Lassaad Ben Ahmed
08 Janvier 2020•Mise à jour: 09 Janvier 2020
AA / Ankara - Téhéran
L'offensive aux missiles contre les bases américaines de "Aïn al-Assad" à al-Anbar, à l'ouest de l'Irak et celle d'Erbil, constitue "un premier pas", a affirmé Ismaïl Koutherei, commandant de la brigade "Thar-Allah" relevant des Gardiens de la révolution, affirmant que ses forces ne "lâcheront pas les Américains".
Koutherei a indiqué, dans des déclarations rapportées, mercredi à l'aube, par l'agence de presse "Mehr" (officiel), que "Nous ne prononçons pas des paroles que nous n'appliquons pas... C'est un premier pas aujourd'hui. Les Américains doivent savoir qu'ils sont obligés de quitter la région".
Il a, par ailleurs, appelé les responsables américains à "s'opposer au président américain Trump", soulignant que : "Ici, ce n'est pas un domaine de jeu de poker".
Il a appelé à exercer des pressions sur Trump, "afin qu'il arrête sa démarche hostile, autrement, vos forces seront affectées dans la région et la moindre attaque aura une riposte".
La Force "Thar-Allah" est chargée de protéger la capitale Téhéran contre les situations de guerre et les crises.
Les Gardiens de la révolution avaient annoncé, mercredi à l'aube, avoir mené une offensive aux missiles contre deux bases américaines en Irak.
Selon un communique, des dizaines de missiles "sol-sol" ont atteint les deux bases.
Suite à cette offensive, la Maison Blanche a annoncé que le président, Donald Trump, avait été tenu informé de cette offensive et qu'il était en train de suivre l'évolution de la situation.
Dans le même contexte, la Maison Blanche a fait savoir que le président Trump avait tenu une réunion sécuritaire avec les ministres des Affaires étrangères Mike Pompeo et de la Défense, Mark Esper, ainsi qu'avec le chef d'état-major Mark Milley et son adjoint Mike Pens.

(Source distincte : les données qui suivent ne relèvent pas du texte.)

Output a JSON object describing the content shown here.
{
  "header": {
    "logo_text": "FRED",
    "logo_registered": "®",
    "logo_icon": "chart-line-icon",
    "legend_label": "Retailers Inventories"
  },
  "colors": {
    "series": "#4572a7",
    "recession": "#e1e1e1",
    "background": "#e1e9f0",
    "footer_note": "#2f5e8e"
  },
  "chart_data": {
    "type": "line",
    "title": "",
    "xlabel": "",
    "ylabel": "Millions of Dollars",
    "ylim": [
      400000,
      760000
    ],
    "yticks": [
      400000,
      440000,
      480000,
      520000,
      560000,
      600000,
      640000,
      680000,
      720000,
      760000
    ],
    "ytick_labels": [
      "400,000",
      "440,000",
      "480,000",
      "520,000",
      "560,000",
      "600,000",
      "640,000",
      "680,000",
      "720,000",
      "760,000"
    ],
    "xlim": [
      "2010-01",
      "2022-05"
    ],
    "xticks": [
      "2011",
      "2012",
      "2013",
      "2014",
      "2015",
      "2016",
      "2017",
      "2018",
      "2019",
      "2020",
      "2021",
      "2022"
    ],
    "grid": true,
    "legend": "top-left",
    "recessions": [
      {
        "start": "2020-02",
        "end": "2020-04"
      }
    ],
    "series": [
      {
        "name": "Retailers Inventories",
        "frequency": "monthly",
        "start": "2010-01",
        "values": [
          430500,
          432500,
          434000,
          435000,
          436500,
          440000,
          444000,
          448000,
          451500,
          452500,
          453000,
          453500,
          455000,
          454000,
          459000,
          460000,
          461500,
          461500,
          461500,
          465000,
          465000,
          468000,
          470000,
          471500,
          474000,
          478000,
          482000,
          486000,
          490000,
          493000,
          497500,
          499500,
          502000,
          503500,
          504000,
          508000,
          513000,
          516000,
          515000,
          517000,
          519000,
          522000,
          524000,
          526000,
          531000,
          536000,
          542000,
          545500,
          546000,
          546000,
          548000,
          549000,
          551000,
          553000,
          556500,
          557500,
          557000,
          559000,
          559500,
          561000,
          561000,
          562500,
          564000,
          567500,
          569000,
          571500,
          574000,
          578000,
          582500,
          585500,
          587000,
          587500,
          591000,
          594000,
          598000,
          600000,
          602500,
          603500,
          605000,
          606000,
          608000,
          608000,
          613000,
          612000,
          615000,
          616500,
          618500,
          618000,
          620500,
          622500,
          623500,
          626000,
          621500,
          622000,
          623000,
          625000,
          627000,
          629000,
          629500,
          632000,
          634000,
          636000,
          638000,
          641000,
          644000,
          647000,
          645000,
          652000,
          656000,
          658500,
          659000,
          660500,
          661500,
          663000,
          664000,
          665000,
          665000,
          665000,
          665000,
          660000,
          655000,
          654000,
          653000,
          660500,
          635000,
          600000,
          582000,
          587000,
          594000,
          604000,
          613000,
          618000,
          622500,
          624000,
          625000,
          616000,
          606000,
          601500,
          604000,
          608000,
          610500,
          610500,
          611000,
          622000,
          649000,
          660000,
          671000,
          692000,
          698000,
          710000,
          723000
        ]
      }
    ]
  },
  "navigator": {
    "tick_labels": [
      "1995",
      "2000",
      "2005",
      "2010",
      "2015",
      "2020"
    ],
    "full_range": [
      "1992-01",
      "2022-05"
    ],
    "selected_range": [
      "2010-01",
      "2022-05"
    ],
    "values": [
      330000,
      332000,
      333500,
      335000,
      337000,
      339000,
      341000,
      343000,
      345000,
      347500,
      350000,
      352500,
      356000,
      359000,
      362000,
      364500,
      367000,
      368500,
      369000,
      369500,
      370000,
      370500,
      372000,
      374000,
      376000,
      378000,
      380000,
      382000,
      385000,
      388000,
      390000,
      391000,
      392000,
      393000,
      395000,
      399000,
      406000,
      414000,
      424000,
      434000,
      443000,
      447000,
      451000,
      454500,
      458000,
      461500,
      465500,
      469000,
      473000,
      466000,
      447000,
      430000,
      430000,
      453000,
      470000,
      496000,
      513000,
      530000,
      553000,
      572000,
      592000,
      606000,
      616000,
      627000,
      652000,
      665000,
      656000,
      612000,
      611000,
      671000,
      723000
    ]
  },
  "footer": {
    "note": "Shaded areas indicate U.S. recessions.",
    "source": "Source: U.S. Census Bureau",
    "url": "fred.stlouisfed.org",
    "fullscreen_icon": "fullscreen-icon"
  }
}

La Maison Blanche a annoncé également que le président Trump s'adressera à la Nation, après la réunion sécuritaire. Toutefois, après ladite réunion, un communiqué a été émis, indiquant qu'il n'y aura pas de discours de Trump.
Pour sa part, le ministère américain de la Défense (Pentagone) a annoncé que l'Iran avait tiré plus de 12 missiles, mercredi à l'aube, sur deux bases américaines à Aïn al-Assad et Erbil, utilisées par les forces américaines en Irak.
Le Pentagone a affirmé que l'administration américaine était en cours d'évaluation des dégâts et qu'elle étudiait les options de riposte contre Téhéran qui avait affirmé que cette offensive intervient en "vengeance" de l'assassinat de Qassem Soleimani, commandant du régiment "Al-Qods", dans un raid américain, la semaine dernière.
Pour sa part, Jonathan Hoffmann, vice-ministre américain de la Défense, a souligné dans un communiqué que le ministère menait une évaluation préliminaire des dégâts et étudiait la "riposte" à cette offensive.
Il a ajouté que mardi soir, à 5h30 (22h30 GMT) l'Iran avait tiré plus de 12 missiles balistiques sur les forces américaines et alliées en Irak.
Cette offensive intervient après environ 24 heures d'une confusion américaine concernant l'annonce d'un retrait d'Irak, aussitôt démentie par le Pentagone.
Les services de renseignement américains avaient révélé des manœuvres militaires iraniennes, sur fond de tensions entre l'Iran et les Etats-Unis suite à une frappe meurtrière, vendredi dernier, contre Soleimani et le dirigeant des milices irakiennes d'"al-Hachd al-Chaâbi", Abou Mehdi al-Mouhandis.
Cet événement a engendré une escalade entre l'Iran et les Etats-Unis, sur fond de craintes que l'Irak ne devienne le théâtre d'une confrontation entre Washington et Téhéran.
Le président Trump avait menacé, lundi, d'imposer des sanctions contre l'Irak si ce dernier venait de demander le retrait des forces américaines de façon inamicale.
Quelque 5000 soldats américains sont déployés dans des bases américaines à travers l'Irak, dans le cadre de la coalition internationale contre l'organisation terroriste "Daech".